Memory Error, out of fast Frame Buffer Stack - H7

i’m going to run machine learning example ’ TensorFlow Lite Mobilenet V1 Example ’ on OpenMV H7
and then it show up an error ‘MemoryError: Out of fast Frame Buffer Stack Memory! Please reduce the resolution of the image you are running this algorithm on to bypass this issue!’
but i’m not edit anything on this code?

what should i do?
thank you

Hi, the mobilenet example loads the network to memory and only works on the H7-Plus (with external SDRAM).

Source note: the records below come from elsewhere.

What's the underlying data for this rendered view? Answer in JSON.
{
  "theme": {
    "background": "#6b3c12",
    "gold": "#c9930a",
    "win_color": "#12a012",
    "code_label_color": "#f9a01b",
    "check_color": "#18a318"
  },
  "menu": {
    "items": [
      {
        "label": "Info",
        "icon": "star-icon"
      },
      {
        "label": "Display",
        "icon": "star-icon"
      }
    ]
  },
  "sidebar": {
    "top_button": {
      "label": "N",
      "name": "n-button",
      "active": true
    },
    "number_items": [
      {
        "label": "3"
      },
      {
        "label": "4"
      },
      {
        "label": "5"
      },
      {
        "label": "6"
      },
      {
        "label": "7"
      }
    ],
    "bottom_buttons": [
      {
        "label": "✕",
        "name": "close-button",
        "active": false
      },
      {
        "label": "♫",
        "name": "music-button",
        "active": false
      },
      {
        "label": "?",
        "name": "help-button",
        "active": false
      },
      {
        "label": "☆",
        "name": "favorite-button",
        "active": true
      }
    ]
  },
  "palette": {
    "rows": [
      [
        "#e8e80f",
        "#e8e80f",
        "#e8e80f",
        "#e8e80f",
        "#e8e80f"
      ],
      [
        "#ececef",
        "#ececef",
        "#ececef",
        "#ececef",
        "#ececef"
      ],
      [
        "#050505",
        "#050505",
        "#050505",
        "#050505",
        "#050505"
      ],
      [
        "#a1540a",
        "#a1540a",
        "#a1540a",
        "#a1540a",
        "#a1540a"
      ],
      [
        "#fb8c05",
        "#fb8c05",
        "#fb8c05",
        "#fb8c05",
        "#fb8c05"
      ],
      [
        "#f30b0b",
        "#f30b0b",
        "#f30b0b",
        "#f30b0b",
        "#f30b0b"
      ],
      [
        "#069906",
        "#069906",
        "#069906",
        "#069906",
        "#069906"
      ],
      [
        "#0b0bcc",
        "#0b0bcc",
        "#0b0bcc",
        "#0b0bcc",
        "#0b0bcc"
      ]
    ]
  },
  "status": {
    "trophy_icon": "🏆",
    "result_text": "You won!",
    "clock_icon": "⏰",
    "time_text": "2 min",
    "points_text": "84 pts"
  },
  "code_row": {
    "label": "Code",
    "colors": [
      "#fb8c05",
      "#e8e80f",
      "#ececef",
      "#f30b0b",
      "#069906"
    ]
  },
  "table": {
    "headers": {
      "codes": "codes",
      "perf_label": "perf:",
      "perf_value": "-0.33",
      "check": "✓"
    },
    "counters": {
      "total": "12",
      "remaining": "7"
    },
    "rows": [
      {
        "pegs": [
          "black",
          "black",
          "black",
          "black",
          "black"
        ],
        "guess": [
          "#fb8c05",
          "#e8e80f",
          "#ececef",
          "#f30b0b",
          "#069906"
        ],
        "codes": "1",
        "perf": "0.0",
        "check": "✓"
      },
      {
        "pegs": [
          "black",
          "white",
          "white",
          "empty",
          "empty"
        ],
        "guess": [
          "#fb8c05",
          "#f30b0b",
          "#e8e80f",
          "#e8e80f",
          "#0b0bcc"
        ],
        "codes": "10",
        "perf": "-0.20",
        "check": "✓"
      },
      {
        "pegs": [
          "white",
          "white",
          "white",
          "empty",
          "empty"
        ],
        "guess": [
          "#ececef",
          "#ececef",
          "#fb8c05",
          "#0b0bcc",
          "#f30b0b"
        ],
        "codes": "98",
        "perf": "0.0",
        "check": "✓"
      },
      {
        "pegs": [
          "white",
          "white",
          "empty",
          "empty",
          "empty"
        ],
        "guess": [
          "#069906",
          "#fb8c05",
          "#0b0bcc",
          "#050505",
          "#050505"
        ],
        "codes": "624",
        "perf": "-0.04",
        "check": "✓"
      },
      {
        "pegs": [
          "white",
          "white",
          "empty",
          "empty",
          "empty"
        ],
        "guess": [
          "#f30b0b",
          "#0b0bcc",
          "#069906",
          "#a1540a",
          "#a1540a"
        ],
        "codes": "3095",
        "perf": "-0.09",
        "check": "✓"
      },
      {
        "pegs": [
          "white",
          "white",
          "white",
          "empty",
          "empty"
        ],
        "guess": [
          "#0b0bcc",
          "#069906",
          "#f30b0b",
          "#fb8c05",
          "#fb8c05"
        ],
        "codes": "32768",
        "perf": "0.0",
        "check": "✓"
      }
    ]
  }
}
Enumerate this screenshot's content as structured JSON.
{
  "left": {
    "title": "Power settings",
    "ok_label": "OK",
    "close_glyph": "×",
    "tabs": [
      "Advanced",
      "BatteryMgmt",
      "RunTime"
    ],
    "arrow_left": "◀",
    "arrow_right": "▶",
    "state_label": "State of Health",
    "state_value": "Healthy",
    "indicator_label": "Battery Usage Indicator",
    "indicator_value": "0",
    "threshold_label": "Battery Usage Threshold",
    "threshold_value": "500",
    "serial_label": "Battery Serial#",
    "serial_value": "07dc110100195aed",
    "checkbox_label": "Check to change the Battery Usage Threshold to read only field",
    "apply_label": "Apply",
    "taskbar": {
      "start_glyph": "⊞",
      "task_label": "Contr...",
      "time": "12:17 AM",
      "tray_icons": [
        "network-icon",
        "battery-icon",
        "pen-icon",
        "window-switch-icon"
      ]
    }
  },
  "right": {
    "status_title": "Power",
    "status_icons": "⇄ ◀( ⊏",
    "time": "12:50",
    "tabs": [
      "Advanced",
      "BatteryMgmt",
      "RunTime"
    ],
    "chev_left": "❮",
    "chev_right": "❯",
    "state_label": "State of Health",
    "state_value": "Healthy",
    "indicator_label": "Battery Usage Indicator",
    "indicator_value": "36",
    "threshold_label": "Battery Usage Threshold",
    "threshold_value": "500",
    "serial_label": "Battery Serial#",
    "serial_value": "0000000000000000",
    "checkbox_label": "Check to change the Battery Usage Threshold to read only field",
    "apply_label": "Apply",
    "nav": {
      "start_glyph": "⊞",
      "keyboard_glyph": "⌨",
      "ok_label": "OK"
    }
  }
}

It doesn’t even work on the H7 Plus anymore. Google broke Mobilenet support with their recent updates to TensorFlow. We are waiting for a fix.

thank you, i’m missing to read the comment on top of the example code

omg… really?
what should i do if i want to train a model, convert to .tflite and deploy on OpenMV.
now i used this model mobilenet_v1 | Kaggle
and it error like this ’ OSError: Didn’t find op for builtin opcode ‘MUL’ version ‘2’ ’

if i can use the model from tfhub can you suggest me for a model that i can re-train for my dataset?

thank you very much

Hi, you need to install the latest firmware to run that model. Which… might not have been released yet. If you can compile the firmware for the H7 and install it you should be good to go.

https://github.com/tensorflow/tensorflow/blob/master/tensorflow/lite/micro/kernels/all_ops_resolver.cc#L21

We added support for MUL versions 1 to 3.

i got an errro when i try to run make.py for build tensorflow-lib
‘’’ tensorflow/lite/micro/kernels/all_ops_resolver.cc: In constructor '‘tflite::ops::micro::AllOpsResolver::AllOpsResolver()’:tensorflow/lite/micro/kernels/all_ops_resolver.cc::68::35: error: ‘Register_SUB’ was not declaerd in this scope
AddBuiltIn(BuiltinOperator_SUB, Register_SUB(), 1, 2);
tensorflow/lite/micro/kernels/all_ops_resolver.cc::68::35: note: suggested alternative: ‘Register_SIN’
AddBuiltin(BuiltinOperator_SUB, Register_SUB(), 1, 2);

what wrong? i don’t know how to solve it?
and… if i can’t to do that, when the next release will come?

thank you

Did you clone the repo correctly? If you pulled the latest tensorflow then I have no idea. Things break constantly upstream. You should just clone the repo and init submodules and then it should build okay.

Also, try compiling more than once. TensorFlow fails to build the first time sometimes.